I would guess that at the second stage day 3 was processed before day 2. But the third stage, which is ordered, can't start "reducing" day 3 before day 2. I think you could easily check this guess extending the information collected at debug points with some data-specific info (e.g. the number of the day being processed).
As far as I understand, hyperthreads aren't quite "even"; one of the threads only has chances to execute when some processor units aren't used by the other one. So I do not wonder if in your case the main thread started to process day 1, the TBB worker thread took day 2 but made slow progress (due to HT), then the main thread completed day 1, took day 3, and having kind of priority on the processor resources completed day 3 before the worker thread finished day 2.
If that's the case, I wonder if adding a pause/yield point right before taking a new token from the pipeline would help the second thread take priority on processor resources and complete its job earlier.
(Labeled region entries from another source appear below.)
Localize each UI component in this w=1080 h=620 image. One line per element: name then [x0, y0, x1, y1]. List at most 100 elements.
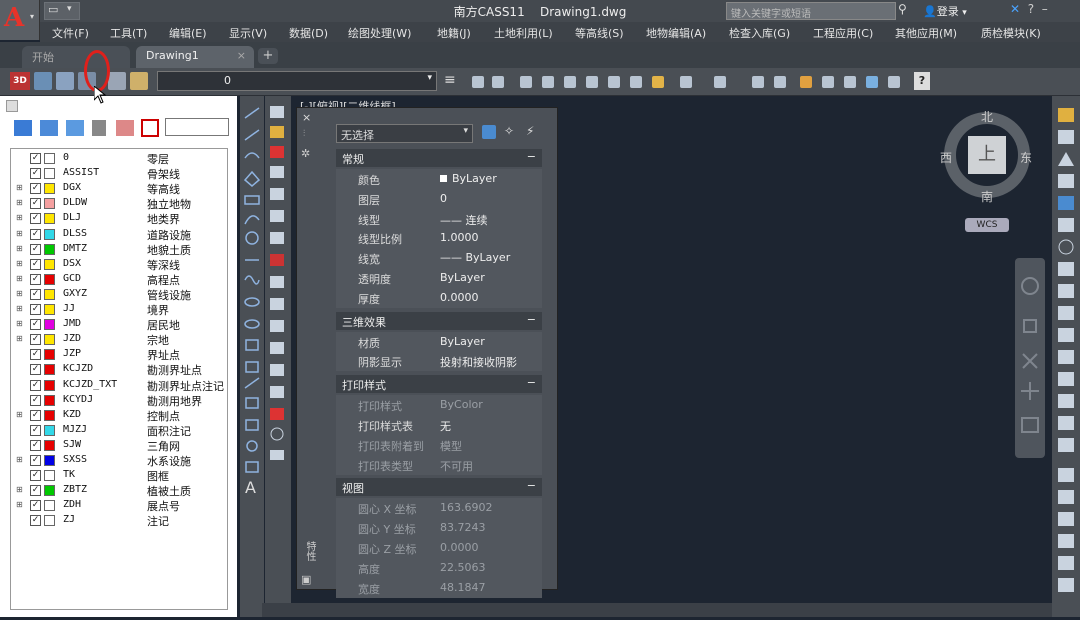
layer-visible-checkbox[interactable]: ✓	[30, 304, 41, 315]
cass-right-toolbar[interactable]	[1052, 96, 1080, 617]
layer-color-swatch[interactable]	[44, 334, 55, 346]
layer-row[interactable]: ⊞ ✓ SXSS 水系设施	[11, 453, 227, 468]
property-row[interactable]: 透明度 ByLayer	[336, 268, 542, 288]
property-row[interactable]: 打印样式表 无	[336, 415, 542, 435]
property-row[interactable]: 圆心 Z 坐标 0.0000	[336, 538, 542, 558]
property-value[interactable]: 48.1847	[440, 581, 486, 594]
layer-color-swatch[interactable]	[44, 153, 55, 164]
property-row[interactable]: 线型比例 1.0000	[336, 228, 542, 249]
layer-row[interactable]: ✓ SJW 三角网	[11, 438, 227, 453]
layer-color-swatch[interactable]	[44, 258, 55, 270]
layer-color-swatch[interactable]	[44, 288, 55, 300]
property-value[interactable]: —— 连续	[440, 212, 488, 228]
layer-row[interactable]: ✓ TK 图框	[11, 468, 227, 483]
expand-icon[interactable]: ⊞	[16, 229, 23, 238]
menu-item[interactable]: 工具(T)	[110, 25, 147, 41]
palette-icon[interactable]: ▣	[301, 573, 311, 586]
layer-color-swatch[interactable]	[44, 455, 55, 466]
layer-visible-checkbox[interactable]: ✓	[30, 258, 41, 270]
layer-row[interactable]: ✓ ASSIST 骨架线	[11, 166, 227, 181]
layer-row[interactable]: ⊞ ✓ ZDH 展点号	[11, 498, 227, 513]
search-input[interactable]: 键入关键字或短语	[726, 2, 896, 20]
property-value[interactable]: 1.0000	[440, 231, 479, 244]
property-row[interactable]: 线型 —— 连续	[336, 208, 542, 229]
viewcube-north[interactable]: 北	[981, 108, 993, 125]
viewcube-west[interactable]: 西	[940, 149, 952, 166]
property-row[interactable]: 宽度 48.1847	[336, 577, 542, 598]
expand-icon[interactable]: ⊞	[16, 500, 23, 509]
menu-item[interactable]: 绘图处理(W)	[348, 25, 411, 41]
layer-visible-checkbox[interactable]: ✓	[30, 168, 41, 180]
quick-access-toolbar[interactable]: ▭ ▾	[44, 2, 80, 20]
property-row[interactable]: 圆心 X 坐标 163.6902	[336, 498, 542, 519]
tab-start[interactable]: 开始	[22, 46, 130, 68]
layer-row[interactable]: ⊞ ✓ DMTZ 地貌土质	[11, 242, 227, 257]
minimize-icon[interactable]: –	[1042, 2, 1048, 16]
layer-color-swatch[interactable]	[44, 364, 55, 376]
draw-toolbar[interactable]: A	[240, 96, 264, 617]
expand-icon[interactable]: ⊞	[16, 274, 23, 283]
property-value[interactable]: 模型	[440, 438, 462, 454]
layer-visible-checkbox[interactable]: ✓	[30, 319, 41, 331]
viewcube-south[interactable]: 南	[981, 188, 993, 205]
layer-visible-checkbox[interactable]: ✓	[30, 288, 41, 300]
layer-color-swatch[interactable]	[44, 439, 55, 451]
quick-select-icon[interactable]: ⚡	[526, 124, 534, 138]
property-value[interactable]: ByLayer	[440, 335, 485, 348]
horizontal-scrollbar[interactable]	[262, 603, 1052, 617]
toolbar-icon-strip[interactable]	[470, 74, 910, 90]
expand-icon[interactable]: ⊞	[16, 198, 23, 207]
property-value[interactable]: 0.0000	[440, 541, 479, 554]
layer-visible-checkbox[interactable]: ✓	[30, 349, 41, 361]
property-row[interactable]: 阴影显示 投射和接收阴影	[336, 351, 542, 372]
binoculars-icon[interactable]: ⚲	[898, 2, 916, 20]
login-button[interactable]: 👤登录 ▾	[923, 3, 967, 19]
layer-visible-checkbox[interactable]: ✓	[30, 213, 41, 225]
layer-color-swatch[interactable]	[44, 485, 55, 497]
layer-color-swatch[interactable]	[44, 273, 55, 285]
layer-row[interactable]: ✓ JZP 界址点	[11, 347, 227, 362]
property-section-header[interactable]: 常规 −	[336, 149, 542, 167]
window-icon[interactable]	[56, 72, 74, 90]
layer-row[interactable]: ⊞ ✓ JZD 宗地	[11, 332, 227, 347]
viewcube-east[interactable]: 东	[1020, 149, 1032, 166]
close-icon[interactable]: ×	[237, 49, 246, 62]
menu-item[interactable]: 等高线(S)	[575, 25, 624, 41]
layer-color-swatch[interactable]	[44, 500, 55, 512]
viewcube-face[interactable]: 上	[968, 136, 1006, 174]
property-section-header[interactable]: 打印样式 −	[336, 375, 542, 394]
selection-dropdown[interactable]: 无选择 ▾	[336, 124, 473, 143]
layer-color-swatch[interactable]	[44, 470, 55, 482]
layer-row[interactable]: ⊞ ✓ GCD 高程点	[11, 272, 227, 287]
expand-icon[interactable]: ⊞	[16, 485, 23, 494]
property-section-header[interactable]: 三维效果 −	[336, 311, 542, 330]
layer-visible-checkbox[interactable]: ✓	[30, 439, 41, 451]
layer-visible-checkbox[interactable]: ✓	[30, 379, 41, 391]
layer-visible-checkbox[interactable]: ✓	[30, 394, 41, 406]
property-value[interactable]: 163.6902	[440, 501, 493, 514]
window-controls[interactable]: ✕ ? –	[1010, 2, 1048, 16]
3d-button[interactable]: 3D	[10, 72, 30, 90]
property-row[interactable]: 厚度 0.0000	[336, 287, 542, 308]
layer-row[interactable]: ✓ KCJZD 勘测界址点	[11, 362, 227, 377]
layer-color-swatch[interactable]	[44, 228, 55, 240]
open-folder-icon[interactable]: ▭	[48, 3, 58, 16]
expand-icon[interactable]: ⊞	[16, 304, 23, 313]
dropdown-arrow-icon[interactable]: ▾	[67, 4, 72, 14]
layer-visible-checkbox[interactable]: ✓	[30, 183, 41, 195]
close-icon[interactable]: ×	[302, 111, 311, 124]
layer-visible-checkbox[interactable]: ✓	[30, 409, 41, 421]
layer-dropdown[interactable]: 0 ▾	[157, 71, 437, 91]
panel-close-icon[interactable]	[6, 100, 18, 112]
layer-color-swatch[interactable]	[44, 409, 55, 421]
wcs-menu[interactable]: WCS	[965, 218, 1009, 232]
layer-color-swatch[interactable]	[44, 168, 55, 180]
layer-visible-checkbox[interactable]: ✓	[30, 515, 41, 527]
layer-color-swatch[interactable]	[44, 424, 55, 436]
layer-manager-icon[interactable]	[108, 72, 126, 90]
property-value[interactable]: —— ByLayer	[440, 251, 510, 264]
layer-row[interactable]: ⊞ ✓ ZBTZ 植被土质	[11, 483, 227, 498]
layer-row[interactable]: ✓ KCJZD_TXT 勘测界址点注记	[11, 378, 227, 393]
property-value[interactable]: 0.0000	[440, 291, 479, 304]
menu-item[interactable]: 文件(F)	[52, 25, 89, 41]
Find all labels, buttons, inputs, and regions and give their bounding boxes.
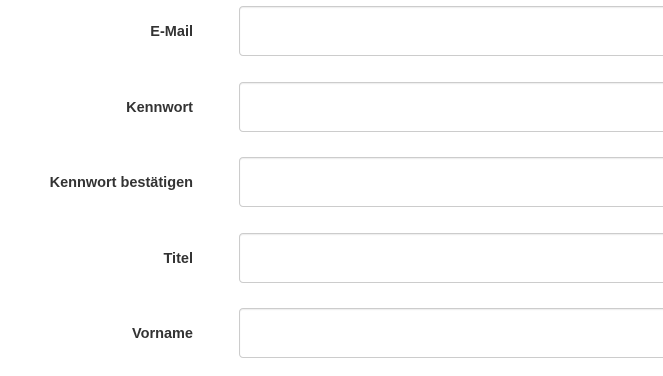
title-label: Titel: [163, 251, 193, 267]
email-field[interactable]: [239, 6, 663, 56]
password-confirm-field[interactable]: [239, 157, 663, 207]
title-field[interactable]: [239, 233, 663, 283]
first-name-row: Vorname: [0, 308, 663, 360]
password-row: Kennwort: [0, 82, 663, 134]
email-row: E-Mail: [0, 6, 663, 58]
registration-form: E-Mail Kennwort Kennwort bestätigen Tite…: [0, 0, 663, 376]
password-confirm-row: Kennwort bestätigen: [0, 157, 663, 209]
first-name-label: Vorname: [132, 326, 193, 342]
password-field[interactable]: [239, 82, 663, 132]
email-label: E-Mail: [150, 24, 193, 40]
password-label: Kennwort: [126, 100, 193, 116]
first-name-field[interactable]: [239, 308, 663, 358]
title-row: Titel: [0, 233, 663, 285]
password-confirm-label: Kennwort bestätigen: [49, 175, 193, 191]
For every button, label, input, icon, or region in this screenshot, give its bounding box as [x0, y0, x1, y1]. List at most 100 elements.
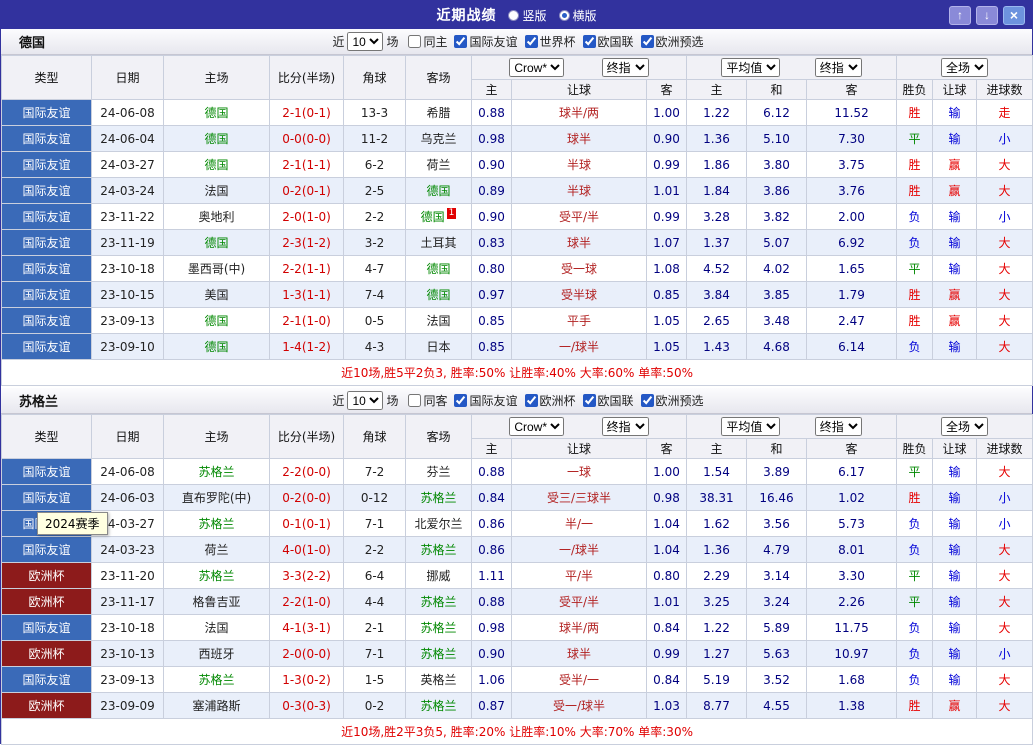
- home-team[interactable]: 德国: [164, 100, 270, 126]
- same-venue-checkbox[interactable]: [408, 394, 421, 407]
- odds-final-select[interactable]: 终指: [602, 58, 649, 77]
- odds-company-select[interactable]: Crow*: [509, 58, 564, 77]
- away-team[interactable]: 英格兰: [406, 667, 472, 693]
- move-up-icon[interactable]: ↑: [949, 6, 971, 25]
- filter-euroqualifier-checkbox[interactable]: [641, 35, 654, 48]
- away-team[interactable]: 苏格兰: [406, 641, 472, 667]
- home-team[interactable]: 德国: [164, 334, 270, 360]
- away-team[interactable]: 苏格兰: [406, 589, 472, 615]
- score[interactable]: 2-3(1-2): [270, 230, 344, 256]
- score[interactable]: 2-2(0-0): [270, 459, 344, 485]
- away-team[interactable]: 苏格兰: [406, 537, 472, 563]
- score[interactable]: 0-2(0-1): [270, 178, 344, 204]
- filter-eurocup[interactable]: 欧洲杯: [525, 392, 576, 409]
- average-select[interactable]: 平均值: [721, 58, 780, 77]
- score[interactable]: 0-1(0-1): [270, 511, 344, 537]
- score[interactable]: 4-1(3-1): [270, 615, 344, 641]
- average-select[interactable]: 平均值: [721, 417, 780, 436]
- avg-away-odds: 2.00: [807, 204, 897, 230]
- score[interactable]: 0-2(0-0): [270, 485, 344, 511]
- score[interactable]: 1-3(1-1): [270, 282, 344, 308]
- score[interactable]: 0-3(0-3): [270, 693, 344, 719]
- home-team[interactable]: 美国: [164, 282, 270, 308]
- filter-friendly-checkbox[interactable]: [454, 35, 467, 48]
- home-team[interactable]: 法国: [164, 178, 270, 204]
- home-team[interactable]: 墨西哥(中): [164, 256, 270, 282]
- score[interactable]: 4-0(1-0): [270, 537, 344, 563]
- layout-radio-vertical[interactable]: 竖版: [508, 7, 546, 24]
- odds-company-select[interactable]: Crow*: [509, 417, 564, 436]
- match-count-select[interactable]: 10: [347, 32, 383, 51]
- filter-friendly-checkbox[interactable]: [454, 394, 467, 407]
- filter-worldcup-checkbox[interactable]: [525, 35, 538, 48]
- score[interactable]: 1-4(1-2): [270, 334, 344, 360]
- away-team[interactable]: 苏格兰: [406, 693, 472, 719]
- away-team[interactable]: 土耳其: [406, 230, 472, 256]
- score[interactable]: 3-3(2-2): [270, 563, 344, 589]
- home-team[interactable]: 德国: [164, 126, 270, 152]
- home-team[interactable]: 荷兰: [164, 537, 270, 563]
- away-team[interactable]: 荷兰: [406, 152, 472, 178]
- away-team[interactable]: 德国: [406, 178, 472, 204]
- home-team[interactable]: 德国: [164, 308, 270, 334]
- filter-friendly[interactable]: 国际友谊: [454, 392, 517, 409]
- filter-nationsleague[interactable]: 欧国联: [583, 33, 634, 50]
- filter-nationsleague[interactable]: 欧国联: [583, 392, 634, 409]
- average-final-select[interactable]: 终指: [815, 58, 862, 77]
- score[interactable]: 0-0(0-0): [270, 126, 344, 152]
- away-team[interactable]: 苏格兰: [406, 615, 472, 641]
- home-team[interactable]: 德国: [164, 230, 270, 256]
- away-team[interactable]: 德国: [406, 282, 472, 308]
- away-team[interactable]: 挪威: [406, 563, 472, 589]
- home-team[interactable]: 苏格兰: [164, 563, 270, 589]
- same-venue-filter[interactable]: 同主: [408, 33, 447, 50]
- average-final-select[interactable]: 终指: [815, 417, 862, 436]
- home-team[interactable]: 苏格兰: [164, 511, 270, 537]
- away-team[interactable]: 乌克兰: [406, 126, 472, 152]
- filter-euroqualifier[interactable]: 欧洲预选: [641, 33, 704, 50]
- home-team[interactable]: 德国: [164, 152, 270, 178]
- home-team[interactable]: 直布罗陀(中): [164, 485, 270, 511]
- odds-final-select[interactable]: 终指: [602, 417, 649, 436]
- score[interactable]: 2-2(1-0): [270, 589, 344, 615]
- filter-worldcup[interactable]: 世界杯: [525, 33, 576, 50]
- score[interactable]: 2-1(0-1): [270, 100, 344, 126]
- filter-eurocup-checkbox[interactable]: [525, 394, 538, 407]
- same-venue-checkbox[interactable]: [408, 35, 421, 48]
- close-icon[interactable]: ×: [1003, 6, 1025, 25]
- home-team[interactable]: 苏格兰: [164, 667, 270, 693]
- layout-radio-horizontal[interactable]: 横版: [559, 7, 597, 24]
- radio-icon-horizontal[interactable]: [559, 10, 570, 21]
- away-team[interactable]: 北爱尔兰: [406, 511, 472, 537]
- score[interactable]: 2-0(0-0): [270, 641, 344, 667]
- score[interactable]: 2-0(1-0): [270, 204, 344, 230]
- filter-nationsleague-checkbox[interactable]: [583, 394, 596, 407]
- filter-nationsleague-checkbox[interactable]: [583, 35, 596, 48]
- away-team[interactable]: 苏格兰: [406, 485, 472, 511]
- home-team[interactable]: 塞浦路斯: [164, 693, 270, 719]
- radio-icon-vertical[interactable]: [508, 10, 519, 21]
- away-team[interactable]: 德国: [406, 256, 472, 282]
- home-team[interactable]: 奥地利: [164, 204, 270, 230]
- scope-select[interactable]: 全场: [941, 58, 988, 77]
- score[interactable]: 2-1(1-0): [270, 308, 344, 334]
- filter-euroqualifier-checkbox[interactable]: [641, 394, 654, 407]
- away-team[interactable]: 法国: [406, 308, 472, 334]
- away-team[interactable]: 日本: [406, 334, 472, 360]
- match-count-select[interactable]: 10: [347, 391, 383, 410]
- away-team[interactable]: 芬兰: [406, 459, 472, 485]
- away-team[interactable]: 德国1: [406, 204, 472, 230]
- score[interactable]: 2-1(1-1): [270, 152, 344, 178]
- same-venue-filter[interactable]: 同客: [408, 392, 447, 409]
- home-team[interactable]: 西班牙: [164, 641, 270, 667]
- home-team[interactable]: 苏格兰: [164, 459, 270, 485]
- filter-euroqualifier[interactable]: 欧洲预选: [641, 392, 704, 409]
- scope-select[interactable]: 全场: [941, 417, 988, 436]
- move-down-icon[interactable]: ↓: [976, 6, 998, 25]
- score[interactable]: 1-3(0-2): [270, 667, 344, 693]
- filter-friendly[interactable]: 国际友谊: [454, 33, 517, 50]
- home-team[interactable]: 格鲁吉亚: [164, 589, 270, 615]
- away-team[interactable]: 希腊: [406, 100, 472, 126]
- home-team[interactable]: 法国: [164, 615, 270, 641]
- score[interactable]: 2-2(1-1): [270, 256, 344, 282]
I believe that adding yield or pauseoperations to the main thread won't help. OS does not discern logical CPUs in HT systems (at least it was so some time ago). Therefore when the main thread relinquishes its time quantum, the system will see that another thread is already working, and so it will resume the main thread. During all this time the processing will be happening in the same (main) pipeline of the CPU and so the second thread will remain in the secondary (low priority) CPU pipeline.
I think the problem could be solved by increasing the maximal number of tokens in flight. E.g. if the hyper-thread works at 15% of the main one speed, than 7 or 8 tokens will assure the acceptable balance. You couldplay with number of tokens in the range 6-15 and find the value resulting in the maximal throughput.